In many respects, America transformed Jews from a marginal minority into one of the world’s most vibrant and flourishing Jewish communities. At the same time, Jews contributed to the development of a more pluralistic American society. To borrow and adapt Handlin’s insight: The history of the Jews in America is not simply the story of a minority adapting to a nation; it is part of the story of how this nation itself was made.

In this moment

Is the American Jewish story entering a new chapter?

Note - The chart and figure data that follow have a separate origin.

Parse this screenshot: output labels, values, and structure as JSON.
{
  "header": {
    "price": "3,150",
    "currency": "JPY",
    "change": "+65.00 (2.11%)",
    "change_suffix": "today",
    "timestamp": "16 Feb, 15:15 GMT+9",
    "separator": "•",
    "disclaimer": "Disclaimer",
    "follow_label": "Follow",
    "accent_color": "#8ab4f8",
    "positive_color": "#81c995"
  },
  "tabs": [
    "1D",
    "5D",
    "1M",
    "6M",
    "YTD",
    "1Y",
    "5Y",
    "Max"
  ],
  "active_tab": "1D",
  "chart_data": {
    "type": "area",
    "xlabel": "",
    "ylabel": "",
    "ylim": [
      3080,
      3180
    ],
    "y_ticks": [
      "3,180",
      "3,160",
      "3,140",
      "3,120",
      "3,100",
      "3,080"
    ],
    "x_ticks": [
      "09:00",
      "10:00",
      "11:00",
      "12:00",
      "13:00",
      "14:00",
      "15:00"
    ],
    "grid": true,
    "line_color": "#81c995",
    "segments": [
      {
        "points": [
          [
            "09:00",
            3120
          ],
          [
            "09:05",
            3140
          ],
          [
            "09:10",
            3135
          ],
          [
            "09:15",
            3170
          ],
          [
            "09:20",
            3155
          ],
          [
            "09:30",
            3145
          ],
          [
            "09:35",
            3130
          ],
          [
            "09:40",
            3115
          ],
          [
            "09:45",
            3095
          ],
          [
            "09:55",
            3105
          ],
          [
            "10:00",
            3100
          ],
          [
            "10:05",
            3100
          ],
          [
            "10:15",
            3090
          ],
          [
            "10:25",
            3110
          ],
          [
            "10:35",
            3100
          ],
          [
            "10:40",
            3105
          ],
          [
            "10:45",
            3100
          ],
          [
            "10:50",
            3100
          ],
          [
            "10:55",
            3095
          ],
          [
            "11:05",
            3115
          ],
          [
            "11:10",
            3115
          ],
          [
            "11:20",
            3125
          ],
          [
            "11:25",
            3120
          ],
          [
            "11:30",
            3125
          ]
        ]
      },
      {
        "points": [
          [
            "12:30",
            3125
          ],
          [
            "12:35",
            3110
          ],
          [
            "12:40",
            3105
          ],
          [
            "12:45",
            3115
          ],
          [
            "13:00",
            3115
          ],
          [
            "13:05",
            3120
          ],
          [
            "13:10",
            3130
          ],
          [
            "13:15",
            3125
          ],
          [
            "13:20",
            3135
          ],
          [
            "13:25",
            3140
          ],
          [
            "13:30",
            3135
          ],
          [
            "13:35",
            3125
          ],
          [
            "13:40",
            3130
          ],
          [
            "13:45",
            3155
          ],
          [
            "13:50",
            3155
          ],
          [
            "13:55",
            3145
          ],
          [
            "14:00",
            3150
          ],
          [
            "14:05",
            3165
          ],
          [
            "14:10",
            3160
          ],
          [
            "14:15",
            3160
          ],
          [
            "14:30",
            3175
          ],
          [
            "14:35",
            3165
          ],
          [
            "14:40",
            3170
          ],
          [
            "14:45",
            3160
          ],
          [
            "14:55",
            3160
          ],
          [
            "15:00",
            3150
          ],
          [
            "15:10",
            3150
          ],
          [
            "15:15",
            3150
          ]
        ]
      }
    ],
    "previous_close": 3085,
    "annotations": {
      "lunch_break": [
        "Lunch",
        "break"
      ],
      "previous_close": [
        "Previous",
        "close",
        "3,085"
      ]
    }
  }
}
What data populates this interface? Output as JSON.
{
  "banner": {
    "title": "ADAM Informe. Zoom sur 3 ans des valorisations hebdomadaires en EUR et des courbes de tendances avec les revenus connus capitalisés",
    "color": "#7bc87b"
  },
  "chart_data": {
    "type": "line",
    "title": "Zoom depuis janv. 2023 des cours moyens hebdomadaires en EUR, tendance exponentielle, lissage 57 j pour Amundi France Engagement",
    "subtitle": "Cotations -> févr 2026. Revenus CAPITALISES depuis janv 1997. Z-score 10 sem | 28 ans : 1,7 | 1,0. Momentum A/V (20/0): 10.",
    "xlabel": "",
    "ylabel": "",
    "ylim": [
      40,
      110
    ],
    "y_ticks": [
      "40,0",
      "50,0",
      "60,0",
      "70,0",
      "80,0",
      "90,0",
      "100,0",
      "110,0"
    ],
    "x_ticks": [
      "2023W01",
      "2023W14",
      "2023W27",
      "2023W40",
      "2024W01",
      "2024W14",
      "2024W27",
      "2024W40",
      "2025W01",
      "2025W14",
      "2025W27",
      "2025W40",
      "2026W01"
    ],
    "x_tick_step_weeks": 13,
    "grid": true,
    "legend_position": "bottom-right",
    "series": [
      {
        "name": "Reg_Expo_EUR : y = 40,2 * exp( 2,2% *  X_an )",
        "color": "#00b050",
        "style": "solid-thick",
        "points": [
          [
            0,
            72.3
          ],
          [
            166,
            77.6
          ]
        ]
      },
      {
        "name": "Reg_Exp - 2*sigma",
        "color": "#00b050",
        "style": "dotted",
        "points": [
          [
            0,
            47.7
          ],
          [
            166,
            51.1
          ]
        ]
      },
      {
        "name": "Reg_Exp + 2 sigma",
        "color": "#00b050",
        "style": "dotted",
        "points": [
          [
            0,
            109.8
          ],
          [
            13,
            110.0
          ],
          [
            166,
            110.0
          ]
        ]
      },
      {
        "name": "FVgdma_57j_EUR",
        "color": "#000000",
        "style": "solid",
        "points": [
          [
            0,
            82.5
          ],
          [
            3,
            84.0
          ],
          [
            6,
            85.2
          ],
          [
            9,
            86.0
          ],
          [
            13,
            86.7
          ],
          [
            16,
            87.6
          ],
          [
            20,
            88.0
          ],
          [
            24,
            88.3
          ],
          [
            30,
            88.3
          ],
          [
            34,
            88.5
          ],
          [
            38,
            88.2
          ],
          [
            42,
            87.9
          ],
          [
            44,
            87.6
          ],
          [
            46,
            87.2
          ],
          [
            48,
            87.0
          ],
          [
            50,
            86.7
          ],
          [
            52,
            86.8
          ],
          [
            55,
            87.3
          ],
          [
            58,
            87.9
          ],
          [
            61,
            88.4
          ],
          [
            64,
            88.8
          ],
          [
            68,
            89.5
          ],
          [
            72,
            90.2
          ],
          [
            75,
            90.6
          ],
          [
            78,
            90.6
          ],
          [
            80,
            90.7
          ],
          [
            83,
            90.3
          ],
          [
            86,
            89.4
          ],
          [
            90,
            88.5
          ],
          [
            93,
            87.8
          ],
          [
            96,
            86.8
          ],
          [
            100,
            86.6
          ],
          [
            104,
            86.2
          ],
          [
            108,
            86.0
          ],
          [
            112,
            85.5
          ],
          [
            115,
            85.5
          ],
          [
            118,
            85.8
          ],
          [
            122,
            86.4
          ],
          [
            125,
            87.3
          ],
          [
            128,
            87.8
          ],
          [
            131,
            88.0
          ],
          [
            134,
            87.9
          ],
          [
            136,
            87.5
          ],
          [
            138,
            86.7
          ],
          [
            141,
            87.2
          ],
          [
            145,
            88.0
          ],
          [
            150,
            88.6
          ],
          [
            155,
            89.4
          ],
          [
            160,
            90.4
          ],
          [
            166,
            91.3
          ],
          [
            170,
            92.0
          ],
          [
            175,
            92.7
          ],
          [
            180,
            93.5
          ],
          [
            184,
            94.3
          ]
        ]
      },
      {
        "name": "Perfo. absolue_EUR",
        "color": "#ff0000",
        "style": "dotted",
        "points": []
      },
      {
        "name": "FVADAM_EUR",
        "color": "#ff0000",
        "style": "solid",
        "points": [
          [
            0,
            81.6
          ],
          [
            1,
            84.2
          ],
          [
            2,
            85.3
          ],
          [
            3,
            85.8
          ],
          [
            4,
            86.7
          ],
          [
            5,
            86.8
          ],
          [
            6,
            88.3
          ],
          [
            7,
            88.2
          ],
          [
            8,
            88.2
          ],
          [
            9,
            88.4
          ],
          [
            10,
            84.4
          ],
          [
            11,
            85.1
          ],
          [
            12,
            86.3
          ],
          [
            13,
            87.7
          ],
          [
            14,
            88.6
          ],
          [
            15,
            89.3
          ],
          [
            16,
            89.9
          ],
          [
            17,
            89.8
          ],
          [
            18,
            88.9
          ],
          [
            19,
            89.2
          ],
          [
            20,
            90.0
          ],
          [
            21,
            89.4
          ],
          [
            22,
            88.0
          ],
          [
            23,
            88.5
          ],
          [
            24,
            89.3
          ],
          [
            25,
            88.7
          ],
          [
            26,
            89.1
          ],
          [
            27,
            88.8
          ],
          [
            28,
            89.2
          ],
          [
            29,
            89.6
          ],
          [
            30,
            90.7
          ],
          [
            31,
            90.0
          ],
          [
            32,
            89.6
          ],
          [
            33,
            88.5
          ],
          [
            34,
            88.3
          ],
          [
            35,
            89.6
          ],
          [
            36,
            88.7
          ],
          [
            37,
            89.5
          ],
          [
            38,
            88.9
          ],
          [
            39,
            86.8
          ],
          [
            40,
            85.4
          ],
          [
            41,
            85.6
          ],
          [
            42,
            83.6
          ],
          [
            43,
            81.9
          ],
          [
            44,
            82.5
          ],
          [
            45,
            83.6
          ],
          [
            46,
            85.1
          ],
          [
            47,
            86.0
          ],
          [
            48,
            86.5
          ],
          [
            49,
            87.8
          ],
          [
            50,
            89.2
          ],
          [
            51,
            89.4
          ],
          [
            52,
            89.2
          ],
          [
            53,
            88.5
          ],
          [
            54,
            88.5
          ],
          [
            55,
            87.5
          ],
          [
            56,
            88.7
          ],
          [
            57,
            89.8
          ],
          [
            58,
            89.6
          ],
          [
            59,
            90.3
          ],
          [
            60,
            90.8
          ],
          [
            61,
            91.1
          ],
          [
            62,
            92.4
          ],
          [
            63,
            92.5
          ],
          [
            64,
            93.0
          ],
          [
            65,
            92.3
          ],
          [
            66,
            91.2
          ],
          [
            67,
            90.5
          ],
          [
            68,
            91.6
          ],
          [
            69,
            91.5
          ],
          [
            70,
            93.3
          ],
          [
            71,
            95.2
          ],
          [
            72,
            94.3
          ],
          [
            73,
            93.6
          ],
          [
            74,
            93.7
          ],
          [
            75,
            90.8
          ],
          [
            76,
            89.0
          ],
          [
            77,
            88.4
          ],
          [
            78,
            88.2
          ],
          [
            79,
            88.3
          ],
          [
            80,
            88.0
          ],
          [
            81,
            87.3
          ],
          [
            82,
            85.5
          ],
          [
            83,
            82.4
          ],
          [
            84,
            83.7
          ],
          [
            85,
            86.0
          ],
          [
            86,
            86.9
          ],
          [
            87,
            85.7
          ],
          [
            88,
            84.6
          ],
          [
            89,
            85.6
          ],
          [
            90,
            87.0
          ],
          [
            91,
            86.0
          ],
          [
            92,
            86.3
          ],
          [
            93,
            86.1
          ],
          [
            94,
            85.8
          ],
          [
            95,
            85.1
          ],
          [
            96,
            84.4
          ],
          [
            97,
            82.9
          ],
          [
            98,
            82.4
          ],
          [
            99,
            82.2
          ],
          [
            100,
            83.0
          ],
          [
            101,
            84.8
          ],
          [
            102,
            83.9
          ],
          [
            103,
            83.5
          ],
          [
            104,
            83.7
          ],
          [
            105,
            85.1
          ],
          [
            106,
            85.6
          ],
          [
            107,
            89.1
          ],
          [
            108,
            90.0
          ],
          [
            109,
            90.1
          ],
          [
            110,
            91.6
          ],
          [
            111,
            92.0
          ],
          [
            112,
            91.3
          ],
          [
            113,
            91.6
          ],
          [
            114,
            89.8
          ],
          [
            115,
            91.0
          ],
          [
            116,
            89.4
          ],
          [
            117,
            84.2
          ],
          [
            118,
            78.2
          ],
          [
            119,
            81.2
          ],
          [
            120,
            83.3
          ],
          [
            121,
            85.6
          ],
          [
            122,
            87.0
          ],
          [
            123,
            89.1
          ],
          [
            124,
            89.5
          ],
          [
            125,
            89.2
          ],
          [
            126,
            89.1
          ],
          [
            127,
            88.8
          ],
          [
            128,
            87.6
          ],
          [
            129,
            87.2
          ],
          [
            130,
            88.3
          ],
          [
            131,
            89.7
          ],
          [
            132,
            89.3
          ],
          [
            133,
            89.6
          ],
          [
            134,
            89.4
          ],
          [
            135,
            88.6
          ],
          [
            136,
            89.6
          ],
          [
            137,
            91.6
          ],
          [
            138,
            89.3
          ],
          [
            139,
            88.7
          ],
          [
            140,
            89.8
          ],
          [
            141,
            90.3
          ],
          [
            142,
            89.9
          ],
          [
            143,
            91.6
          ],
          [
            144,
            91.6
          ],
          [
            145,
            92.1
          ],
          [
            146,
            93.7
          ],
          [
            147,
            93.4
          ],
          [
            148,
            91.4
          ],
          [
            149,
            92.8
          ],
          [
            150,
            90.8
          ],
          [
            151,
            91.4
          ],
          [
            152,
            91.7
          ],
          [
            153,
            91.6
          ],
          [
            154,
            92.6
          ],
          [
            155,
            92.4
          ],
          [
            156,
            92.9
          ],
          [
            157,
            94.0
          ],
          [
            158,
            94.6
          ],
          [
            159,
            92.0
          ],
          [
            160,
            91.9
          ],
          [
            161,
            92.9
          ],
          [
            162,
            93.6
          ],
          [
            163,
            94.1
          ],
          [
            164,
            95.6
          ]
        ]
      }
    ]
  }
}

Over the past decade, significant cultural and political shifts have raised questions that many American Jews had not previously confronted. Rising antisemitism, increasing political polarization, changing patterns of identity and renewed debates over the meaning of pluralism have led some to ask whether the long-standing “contract with America” is under new strain.

History suggests that the relationship between America and its Jews has never been static. Each generation has redefined what it means to be both Jewish and American. The central question for the decades ahead may not be whether that contract has ended, but how it will be renewed.

As the United States approaches its 250th anniversary, the future of the American Jewish experience may once again depend on the same reciprocal process that shaped its past: America’s capacity to sustain a pluralistic democracy and the willingness of its Jewish citizens to continue participating in the unfinished work of building a common civic culture.

Steven Windmueller is emeritus professor of Jewish communal studies at the Jack H. Skirball Campus of HUC-JIR in Los Angeles.